Sequestrants useful for the inventive compositions may include sodium polyaspartate (Baypure DS 100); sodium carboxymethyl inulin with degrees of carboxylate substitution (DS) of 2.5 (for example, Dequest SPE 15625); aminotri-methylene phosphonate (e.g., Dequest 2006); polyacrylic acid; and GLDA (glutamic acid, N, N-diacetic acid, tetrasodium salt (eg, Dissolvine GL45-S) .Preferred, exemplary sequestrants include, but are not limited to, aminotrimethylene phosphonate and polyacrylic acid. of the preferred sequestrants.
The chela are also used for the control of the incrustations. Chelants selected for use in the claimed invention may include methyl glycine diacetic acid (MGDA, available as Trilon® M), sodium glucoheptonate (Bureo BSGH400), disodium hydroxymethyl iminodiacetic acid (XUS 40855.01), imino disuccinic acid (Baypure® CX 100/34 or Baypure CX 100 Solid G), EDDS ([S, S] -ethylenediamine-N, N'-disuccinic acid) (Octaquest® A65 or Octaquest® E30, both available from The Associated Octel Company Limited, UK Kingdom), citric acid, glycolic acid and lactic acid. A preferred chelant is the tetrasodium salt of imino disuccinic acid. Another preferred chelais the trisodium salt of methyl glycine diacetic acid.
Chelants / sequestrants may be present in the inventive composition (s) described herein in amounts ranging from about 5% by weight to about 50% by weight, more preferably from about 20% by weight to about 50% by weight, and more preferably from about 25% by weight to about 50% by weight, based on the total weight of the composition. More than one chela/ sequestrant may be used, as appropriate and depending on the particular circumstances of the formation to be treated, and the ranges describe the total amount of chela / sequestrants in the inventive formulation. In a preferred embodiment, at least two chelating / sequestering components are used to achieve iron control and / or inhibition of scale.

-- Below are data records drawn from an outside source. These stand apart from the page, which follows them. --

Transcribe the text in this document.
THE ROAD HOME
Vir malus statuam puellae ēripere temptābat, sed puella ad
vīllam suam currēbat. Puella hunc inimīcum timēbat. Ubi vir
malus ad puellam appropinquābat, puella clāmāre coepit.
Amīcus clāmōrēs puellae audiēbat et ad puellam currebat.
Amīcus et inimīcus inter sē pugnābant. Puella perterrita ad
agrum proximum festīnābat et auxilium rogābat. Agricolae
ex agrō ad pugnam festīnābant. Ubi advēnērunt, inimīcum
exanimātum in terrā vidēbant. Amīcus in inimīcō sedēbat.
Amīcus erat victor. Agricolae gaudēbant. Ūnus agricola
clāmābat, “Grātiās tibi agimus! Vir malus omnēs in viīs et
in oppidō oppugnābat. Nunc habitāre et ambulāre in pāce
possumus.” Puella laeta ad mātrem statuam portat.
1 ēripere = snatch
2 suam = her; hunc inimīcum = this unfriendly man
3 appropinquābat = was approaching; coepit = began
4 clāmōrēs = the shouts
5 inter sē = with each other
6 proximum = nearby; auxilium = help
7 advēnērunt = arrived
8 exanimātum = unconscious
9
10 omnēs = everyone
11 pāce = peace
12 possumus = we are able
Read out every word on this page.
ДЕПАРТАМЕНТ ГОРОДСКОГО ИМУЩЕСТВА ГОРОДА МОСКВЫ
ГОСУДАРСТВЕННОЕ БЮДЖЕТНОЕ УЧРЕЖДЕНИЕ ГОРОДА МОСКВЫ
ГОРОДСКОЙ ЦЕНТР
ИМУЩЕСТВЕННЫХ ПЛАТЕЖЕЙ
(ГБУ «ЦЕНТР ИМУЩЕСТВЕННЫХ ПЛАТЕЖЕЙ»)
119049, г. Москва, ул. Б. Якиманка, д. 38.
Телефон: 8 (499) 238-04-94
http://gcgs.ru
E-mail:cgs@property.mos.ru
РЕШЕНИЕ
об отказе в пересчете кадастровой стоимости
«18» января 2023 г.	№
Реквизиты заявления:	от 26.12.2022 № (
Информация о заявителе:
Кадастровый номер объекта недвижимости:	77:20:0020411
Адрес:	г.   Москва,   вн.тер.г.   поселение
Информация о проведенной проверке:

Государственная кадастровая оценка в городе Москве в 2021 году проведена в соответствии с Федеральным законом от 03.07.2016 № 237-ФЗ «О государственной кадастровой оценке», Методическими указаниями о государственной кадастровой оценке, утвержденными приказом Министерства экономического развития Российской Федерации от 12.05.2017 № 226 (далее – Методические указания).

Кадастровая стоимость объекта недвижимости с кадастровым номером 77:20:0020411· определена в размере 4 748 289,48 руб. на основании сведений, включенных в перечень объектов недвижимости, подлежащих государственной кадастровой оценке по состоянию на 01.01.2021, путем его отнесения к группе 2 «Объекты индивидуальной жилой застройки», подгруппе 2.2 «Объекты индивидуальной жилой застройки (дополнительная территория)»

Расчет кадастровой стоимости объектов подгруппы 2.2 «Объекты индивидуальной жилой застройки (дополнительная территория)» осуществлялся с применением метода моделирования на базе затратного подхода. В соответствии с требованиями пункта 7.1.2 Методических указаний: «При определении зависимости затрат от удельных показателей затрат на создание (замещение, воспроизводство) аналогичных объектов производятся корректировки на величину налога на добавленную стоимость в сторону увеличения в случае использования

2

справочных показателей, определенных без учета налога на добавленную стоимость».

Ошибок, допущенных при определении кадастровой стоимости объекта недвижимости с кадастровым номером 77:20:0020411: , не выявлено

The right amounts of scale inhibi, when used alone and without sequestrants, may be included in the treatment fluids of the present disclosure in a range from about 0.2 to about 0.3 gallons (from about 0.75 to about 1.13 liters) for about 1000 gallons (3785.412 liters) of treatment. In certain embodiments of the present disclosure, scale inhibitors, particularly phosphorus-containing scale inhibitors, can be used in brines having a pH value ranging from about 5.0 to about 9.0, inclusive, where in pH ranges outside this range, the effectiveness of the scale inhibitor (s) within the solution decreases. However, the scale inhibitors that can be used in according to aspects of the well treatment fluids of the present invention include scale inhibitors that can be used at pH values outside the pH range described above.
Iron control agents In a number of underground formation treatment operations, particularly where the treatment fluid is acidic (such as the use of a small amount of acid as a pre-injection, accompanied by problems linked to the presence of iron in the acid that it is pumped into the formations, essentially as a result of the acid that dissolves the rust in the tubing during pumping, and, possibly the dissolution of the iron-containing minerals in the formation). For example, the presence of iron (III) in the injected treatment fluid can cause, in contact with certain crude oils, the precipitation of asphaltic products contained in the oil in the form of deposits of a vitreous aspect referred to as "sludge", which leads to potentially irreversible damage to the treated area. In the specific case of fracturing operations that include a certain amount of acid or acid chemicals, the precipitation of scale generally increases with the strength and concentration of the acid. The dispersibility of the usual additives, such as surfactants, can also be affected by the presence of iron (III) through the formation of complexes.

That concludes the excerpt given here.